Is Benford’s Law Mantissa Test Easier to Comprehend?
At Forestpin we’ve been analysing financial data from various companies, and Benford’s Law analysis was one of the techniques used by our software to find irregularities and fraud in financial data.
If you are new to Benford’s Law, this article gives a nice introduction. And the book Benford’s Law: Applications for Forensic Accounting, Auditing, and Fraud Detection by Dr. Mark Nigrini is a great resource to learn about Benford’s Law and it’s applications in financial data analysis.

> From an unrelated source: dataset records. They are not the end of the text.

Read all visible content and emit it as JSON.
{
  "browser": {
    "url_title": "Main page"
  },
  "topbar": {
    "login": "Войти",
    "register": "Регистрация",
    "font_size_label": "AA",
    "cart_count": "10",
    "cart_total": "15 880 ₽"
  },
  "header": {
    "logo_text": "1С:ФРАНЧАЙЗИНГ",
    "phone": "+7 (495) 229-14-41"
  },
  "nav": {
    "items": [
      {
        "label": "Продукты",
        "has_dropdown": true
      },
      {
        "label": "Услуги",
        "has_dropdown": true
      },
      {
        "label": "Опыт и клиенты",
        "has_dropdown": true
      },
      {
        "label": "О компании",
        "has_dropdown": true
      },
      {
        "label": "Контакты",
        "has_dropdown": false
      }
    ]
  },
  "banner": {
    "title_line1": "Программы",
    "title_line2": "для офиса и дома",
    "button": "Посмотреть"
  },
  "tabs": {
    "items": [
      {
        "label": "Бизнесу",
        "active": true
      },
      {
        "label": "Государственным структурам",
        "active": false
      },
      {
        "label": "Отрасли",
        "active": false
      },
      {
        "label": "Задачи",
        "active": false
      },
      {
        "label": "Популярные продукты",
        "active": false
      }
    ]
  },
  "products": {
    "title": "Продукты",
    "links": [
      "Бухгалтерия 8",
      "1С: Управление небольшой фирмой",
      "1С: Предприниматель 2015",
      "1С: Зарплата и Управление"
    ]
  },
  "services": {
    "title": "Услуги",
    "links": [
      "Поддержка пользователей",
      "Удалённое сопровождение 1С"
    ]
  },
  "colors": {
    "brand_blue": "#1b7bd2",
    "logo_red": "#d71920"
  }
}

However, one of the things that is not much discussed and used in applying Benford’s law is the sum invariance. This characteristic was first observed by Nigrini in 1992.

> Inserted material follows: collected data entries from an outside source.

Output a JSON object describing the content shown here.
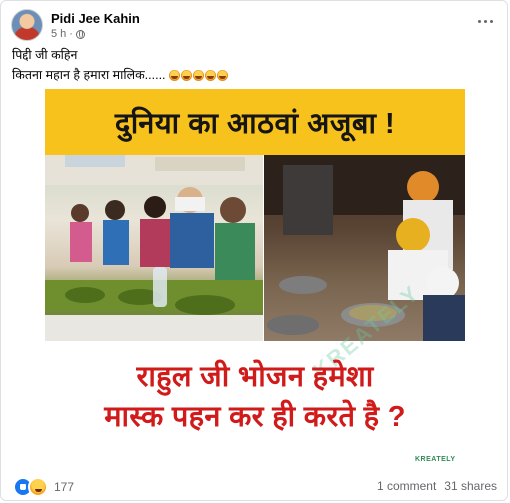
{
  "post": {
    "author": "Pidi Jee Kahin",
    "timestamp": "5 h",
    "audience_icon": "globe-icon",
    "caption_line1": "पिद्दी जी कहिन",
    "caption_line2": "कितना महान है हमारा मालिक......",
    "caption_emojis": [
      "rofl-emoji",
      "rofl-emoji",
      "rofl-emoji",
      "rofl-emoji",
      "rofl-emoji"
    ]
  },
  "image": {
    "headline": "दुनिया का आठवां अजूबा !",
    "bottom_line1": "राहुल जी भोजन हमेशा",
    "bottom_line2": "मास्क पहन कर ही करते है ?",
    "watermark": "KREATELY",
    "brand_mark": "KREATELY",
    "colors": {
      "headline_band": "#f8c21d",
      "bottom_text": "#d11a1a"
    }
  },
  "footer": {
    "reaction_icons": [
      "like-icon",
      "haha-icon"
    ],
    "reaction_count": "177",
    "comments": "1 comment",
    "shares": "31 shares"
  }
}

[First Two Digit Distribution](//vpj.github.io/images/posts/ftd-distribution.png)
The basic use of Benford’s law is to take the first digit distribution or first two digit distribution and compare it with the expected logarithmic curve. An example first two digit distribution of invoices at a company in Sri Lanka, is illustrated in the chart above.
Sum Invariance #
The sum of all entries with leading digit d is constant for various d.
- Mark Nigrini
This states that for each first digit d, the the sum of mantissae of all numbers starting from d is equal if the dataset conforms to Benford’s Law. Therefore, by plotting a chart of sum of mantiassae against first digit, the irregularities could be identified. This chart would be simpler and easier to understand since the human eye can compare heights against a constant level effortlessly, whereas you would be comparing heights of bars against a logarithmic curve in a normal first digit chart with frequency.
The mantissa is the significand of a number in scientific notation. For example, the mantissa of 437,000 = 4.37 * 105 is 4.37. That is, the mantissae of 5123, 51.23 and 5123,000 are all equal to 5.123.

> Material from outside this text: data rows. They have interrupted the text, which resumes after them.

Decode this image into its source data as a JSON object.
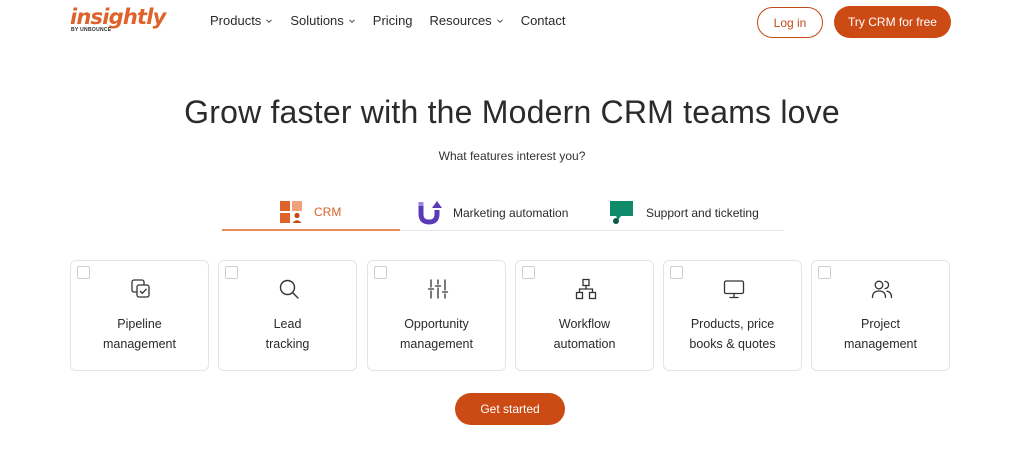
{
  "header": {
    "logo_text": "insightly",
    "logo_subtext": "BY UNBOUNCE",
    "nav": [
      {
        "label": "Products",
        "has_dropdown": true
      },
      {
        "label": "Solutions",
        "has_dropdown": true
      },
      {
        "label": "Pricing",
        "has_dropdown": false
      },
      {
        "label": "Resources",
        "has_dropdown": true
      },
      {
        "label": "Contact",
        "has_dropdown": false
      }
    ],
    "login_label": "Log in",
    "try_label": "Try CRM for free"
  },
  "hero": {
    "title": "Grow faster with the Modern CRM teams love",
    "subtitle": "What features interest you?"
  },
  "tabs": [
    {
      "label": "CRM",
      "icon": "crm-blocks-icon",
      "active": true
    },
    {
      "label": "Marketing automation",
      "icon": "magnet-icon",
      "active": false
    },
    {
      "label": "Support and ticketing",
      "icon": "support-chat-icon",
      "active": false
    }
  ],
  "cards": [
    {
      "line1": "Pipeline",
      "line2": "management",
      "icon": "pipeline-icon"
    },
    {
      "line1": "Lead",
      "line2": "tracking",
      "icon": "search-icon"
    },
    {
      "line1": "Opportunity",
      "line2": "management",
      "icon": "sliders-icon"
    },
    {
      "line1": "Workflow",
      "line2": "automation",
      "icon": "workflow-icon"
    },
    {
      "line1": "Products, price",
      "line2": "books & quotes",
      "icon": "monitor-icon"
    },
    {
      "line1": "Project",
      "line2": "management",
      "icon": "users-icon"
    }
  ],
  "cta": {
    "label": "Get started"
  },
  "colors": {
    "brand_orange": "#e0622b",
    "button_orange": "#cc4a14",
    "tab_active_underline": "#e88b5a",
    "marketing_purple": "#5b3ab8",
    "support_green": "#0f8a6a"
  }
}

[First Two Digit Distribution and Sum of Mantissa](//vpj.github.io/images/posts/ftd-mantissa2.png)
The above chart shows the first two digit distribution (bars on top) and first two digit summation of mantissae (bars on bottom), and you can observe that the summation chart gives a visualization that is easier to comprehend.
Sometimes the summation is used without calculating the mantissa (just calculating the total of values), but in that case the chart could get largly influenced by a few large values, and therefore not recommended. The chart below shows the summation by first two digits instead of the summation of mantissae, for the same data set.
[First Two Digit Distribution and Summation](//vpj.github.io/images/posts/ftd-sum.png)